1. Stu arranged for a lunch summit at the Hilltop Inn in Kingston. Carrie and Rick Parks, Ed, Stu, and I were in attendance. Well, it wasn't much of a summit meeting -- no discussion of nuclear armament reduction or Middle East peace talks -- but it was a good time to get together with lots of serious yakking, especially about life in the Silver Valley in 2022 and looking forward as the population here increases. We also talked about Cincinnati (or Skyline) chili. That was fun. I enjoyed thinking back on the Skyline dinner we had back in December with Patrick and Meagan.
2. Now that I've read more chapters of Kevin Canty's novel, The Underground, it's clear that the unnamed fictional mine in the book is very similar to the Sunshine Mine and that the disaster sections of the book are based on the 1972 fire in the Sunshine. I'm curious to see where the story goes. Unless I'm mistaken, it looks like the novel will be as much about the mine fire's aftermath as the fire itself. I guess I'll find out as progress deeper into it.
3. After I watched the Oregon Ducks defeat Stanford, 68-60 (the Ducks' effort was uneven, but good enough to earn the win), I listened to Dan Mackay's Bob Dylan show and Jeff Harrison's Deadish show at kepw.org.

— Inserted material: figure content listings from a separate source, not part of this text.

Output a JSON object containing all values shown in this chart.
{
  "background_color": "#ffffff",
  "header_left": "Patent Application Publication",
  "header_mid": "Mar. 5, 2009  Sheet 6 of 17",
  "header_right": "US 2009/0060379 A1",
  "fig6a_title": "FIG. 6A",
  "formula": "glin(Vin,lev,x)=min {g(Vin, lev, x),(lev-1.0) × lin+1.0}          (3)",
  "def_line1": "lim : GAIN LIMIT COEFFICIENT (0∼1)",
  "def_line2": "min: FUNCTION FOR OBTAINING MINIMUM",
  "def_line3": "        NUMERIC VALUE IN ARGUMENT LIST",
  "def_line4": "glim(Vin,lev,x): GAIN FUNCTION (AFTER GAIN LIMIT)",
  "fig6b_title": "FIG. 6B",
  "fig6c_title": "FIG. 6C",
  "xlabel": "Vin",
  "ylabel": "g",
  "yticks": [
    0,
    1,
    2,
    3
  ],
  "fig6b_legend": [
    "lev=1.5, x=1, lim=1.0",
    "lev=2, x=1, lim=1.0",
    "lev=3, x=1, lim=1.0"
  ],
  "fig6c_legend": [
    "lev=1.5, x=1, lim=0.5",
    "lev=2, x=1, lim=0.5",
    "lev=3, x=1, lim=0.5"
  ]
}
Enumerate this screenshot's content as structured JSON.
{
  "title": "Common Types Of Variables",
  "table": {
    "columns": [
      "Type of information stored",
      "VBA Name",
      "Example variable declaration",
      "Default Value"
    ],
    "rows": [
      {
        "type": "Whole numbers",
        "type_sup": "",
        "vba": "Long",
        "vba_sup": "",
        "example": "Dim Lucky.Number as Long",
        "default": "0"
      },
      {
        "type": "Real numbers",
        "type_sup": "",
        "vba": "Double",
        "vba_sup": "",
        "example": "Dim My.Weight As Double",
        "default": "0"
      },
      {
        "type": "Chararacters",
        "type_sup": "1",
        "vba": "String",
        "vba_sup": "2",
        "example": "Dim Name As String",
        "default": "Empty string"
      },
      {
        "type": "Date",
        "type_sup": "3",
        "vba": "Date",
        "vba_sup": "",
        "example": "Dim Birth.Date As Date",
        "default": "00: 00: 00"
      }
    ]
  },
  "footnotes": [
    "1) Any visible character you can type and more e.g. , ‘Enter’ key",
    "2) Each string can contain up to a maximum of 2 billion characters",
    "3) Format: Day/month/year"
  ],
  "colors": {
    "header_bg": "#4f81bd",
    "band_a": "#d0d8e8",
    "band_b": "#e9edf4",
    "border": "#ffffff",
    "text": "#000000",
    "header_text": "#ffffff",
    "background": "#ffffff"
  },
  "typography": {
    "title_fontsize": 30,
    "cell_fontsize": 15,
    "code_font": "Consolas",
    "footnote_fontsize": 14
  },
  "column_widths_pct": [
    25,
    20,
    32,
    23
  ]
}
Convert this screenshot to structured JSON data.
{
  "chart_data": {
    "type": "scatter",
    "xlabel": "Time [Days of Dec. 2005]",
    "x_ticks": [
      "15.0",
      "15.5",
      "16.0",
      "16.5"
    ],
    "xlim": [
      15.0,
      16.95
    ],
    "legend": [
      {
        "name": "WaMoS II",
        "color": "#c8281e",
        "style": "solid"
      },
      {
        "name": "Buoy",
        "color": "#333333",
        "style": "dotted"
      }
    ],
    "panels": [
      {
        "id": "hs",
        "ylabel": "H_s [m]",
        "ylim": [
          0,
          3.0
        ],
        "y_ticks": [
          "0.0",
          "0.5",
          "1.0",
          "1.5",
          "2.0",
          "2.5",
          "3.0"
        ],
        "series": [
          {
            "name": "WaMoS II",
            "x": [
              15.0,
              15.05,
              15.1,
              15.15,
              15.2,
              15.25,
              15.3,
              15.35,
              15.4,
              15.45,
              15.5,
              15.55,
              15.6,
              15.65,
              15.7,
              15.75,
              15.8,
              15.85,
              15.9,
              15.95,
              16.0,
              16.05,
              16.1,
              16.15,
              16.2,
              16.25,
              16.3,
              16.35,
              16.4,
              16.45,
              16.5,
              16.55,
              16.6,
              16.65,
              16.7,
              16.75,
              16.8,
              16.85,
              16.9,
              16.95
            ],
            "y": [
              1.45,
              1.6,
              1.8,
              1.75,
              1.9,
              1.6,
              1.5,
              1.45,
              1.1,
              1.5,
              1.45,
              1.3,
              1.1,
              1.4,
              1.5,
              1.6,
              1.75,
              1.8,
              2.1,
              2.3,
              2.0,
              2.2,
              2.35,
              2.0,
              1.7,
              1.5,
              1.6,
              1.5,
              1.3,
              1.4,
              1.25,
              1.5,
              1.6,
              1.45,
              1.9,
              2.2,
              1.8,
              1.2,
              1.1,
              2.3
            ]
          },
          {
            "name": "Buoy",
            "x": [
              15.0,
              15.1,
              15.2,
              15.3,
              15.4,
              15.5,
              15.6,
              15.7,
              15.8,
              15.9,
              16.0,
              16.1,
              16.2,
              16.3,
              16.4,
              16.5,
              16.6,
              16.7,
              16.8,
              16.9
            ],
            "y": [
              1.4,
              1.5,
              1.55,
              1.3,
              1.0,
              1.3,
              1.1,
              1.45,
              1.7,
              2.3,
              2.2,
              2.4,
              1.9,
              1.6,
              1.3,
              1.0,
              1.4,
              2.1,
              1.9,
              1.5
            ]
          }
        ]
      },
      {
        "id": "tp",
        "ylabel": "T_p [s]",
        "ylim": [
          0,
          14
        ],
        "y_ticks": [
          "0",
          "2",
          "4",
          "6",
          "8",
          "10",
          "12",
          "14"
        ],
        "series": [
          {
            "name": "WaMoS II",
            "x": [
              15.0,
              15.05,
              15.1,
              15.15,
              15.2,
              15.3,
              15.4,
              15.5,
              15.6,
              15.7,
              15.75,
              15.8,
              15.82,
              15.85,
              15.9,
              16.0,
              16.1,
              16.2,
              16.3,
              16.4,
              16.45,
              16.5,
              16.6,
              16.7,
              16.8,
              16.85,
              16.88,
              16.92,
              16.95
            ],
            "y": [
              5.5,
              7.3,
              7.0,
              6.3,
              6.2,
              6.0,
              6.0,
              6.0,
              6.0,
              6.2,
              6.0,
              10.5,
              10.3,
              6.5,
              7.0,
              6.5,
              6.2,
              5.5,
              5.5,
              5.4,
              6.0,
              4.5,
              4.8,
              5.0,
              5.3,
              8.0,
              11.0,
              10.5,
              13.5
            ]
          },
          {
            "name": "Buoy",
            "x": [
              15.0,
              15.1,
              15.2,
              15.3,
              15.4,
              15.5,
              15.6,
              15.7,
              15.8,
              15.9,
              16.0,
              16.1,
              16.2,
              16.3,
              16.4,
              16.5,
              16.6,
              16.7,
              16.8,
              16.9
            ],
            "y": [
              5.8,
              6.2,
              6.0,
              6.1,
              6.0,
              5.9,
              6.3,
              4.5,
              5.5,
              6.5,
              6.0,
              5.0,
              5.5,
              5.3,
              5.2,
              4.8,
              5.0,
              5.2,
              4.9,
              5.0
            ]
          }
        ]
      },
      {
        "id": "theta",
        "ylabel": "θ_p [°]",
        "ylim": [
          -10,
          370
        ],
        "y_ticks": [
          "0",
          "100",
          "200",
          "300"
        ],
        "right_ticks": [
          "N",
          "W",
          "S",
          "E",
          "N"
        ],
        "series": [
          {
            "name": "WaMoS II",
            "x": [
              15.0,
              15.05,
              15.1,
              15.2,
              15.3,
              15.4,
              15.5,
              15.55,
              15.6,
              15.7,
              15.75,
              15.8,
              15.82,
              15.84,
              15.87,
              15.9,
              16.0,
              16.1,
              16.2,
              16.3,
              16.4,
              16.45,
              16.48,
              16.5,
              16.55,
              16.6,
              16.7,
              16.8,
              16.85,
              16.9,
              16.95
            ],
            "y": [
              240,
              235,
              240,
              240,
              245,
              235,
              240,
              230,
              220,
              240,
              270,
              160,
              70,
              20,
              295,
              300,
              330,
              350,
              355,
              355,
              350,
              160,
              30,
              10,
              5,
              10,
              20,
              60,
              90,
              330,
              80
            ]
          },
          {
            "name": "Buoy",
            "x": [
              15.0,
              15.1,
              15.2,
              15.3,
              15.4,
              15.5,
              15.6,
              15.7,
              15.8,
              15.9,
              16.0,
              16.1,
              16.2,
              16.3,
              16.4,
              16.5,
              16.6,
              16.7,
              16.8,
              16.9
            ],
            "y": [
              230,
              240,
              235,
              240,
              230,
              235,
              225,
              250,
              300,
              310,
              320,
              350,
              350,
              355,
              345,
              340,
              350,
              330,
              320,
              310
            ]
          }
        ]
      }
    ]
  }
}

Tonight's Hard Rain and Slow Trains was a continuation of a focus Dan started in January. This year marks the 60th anniversary of the release of Bob Dylan's first album. Dan is commemorating this diamond anniversary year by giving over an hour each month of 2022 to what Dylan was up to during each month of 1962. Tonight, of course, focused on Feb. of 1962 and the show featured Dylan performing and being interviewed and looked back at the news in February of 1962. This series, which Dan calls "A Highway of Diamonds" is fascinating. It helps listeners experience Bob Dylan's early explorations as a songwriter and performer, his penchant for borrowing tunes and songs and refashioning them, and how he treats his life as a fictional story in process. In tonight's episode, Dan played an excerpt from an interview Dylan gave to folk singer and radio host, Cynthia Gooding. In it Dylan mythologizes his life, claiming that that he'd worked at a carnival off and on over the past six years (since he was 14). In the interview, he creates an alternate reality about where he was born. It's as if the telling of his own story is hardly different from making up stories to tell in his songs.
On his Deadish show, Jeff commemorated Black History Month by playing a wide range of African and African-American music -- and maybe more. It's difficult for me to say exactly what he played without a set list in front of me because, to my delight, he played a lot of music I was unfamiliar with. Yes, I recognized Etta James, Al Green, Miles Davis, and others, but I can't even list the names of other musicians he played because it was all new (and exciting) to me.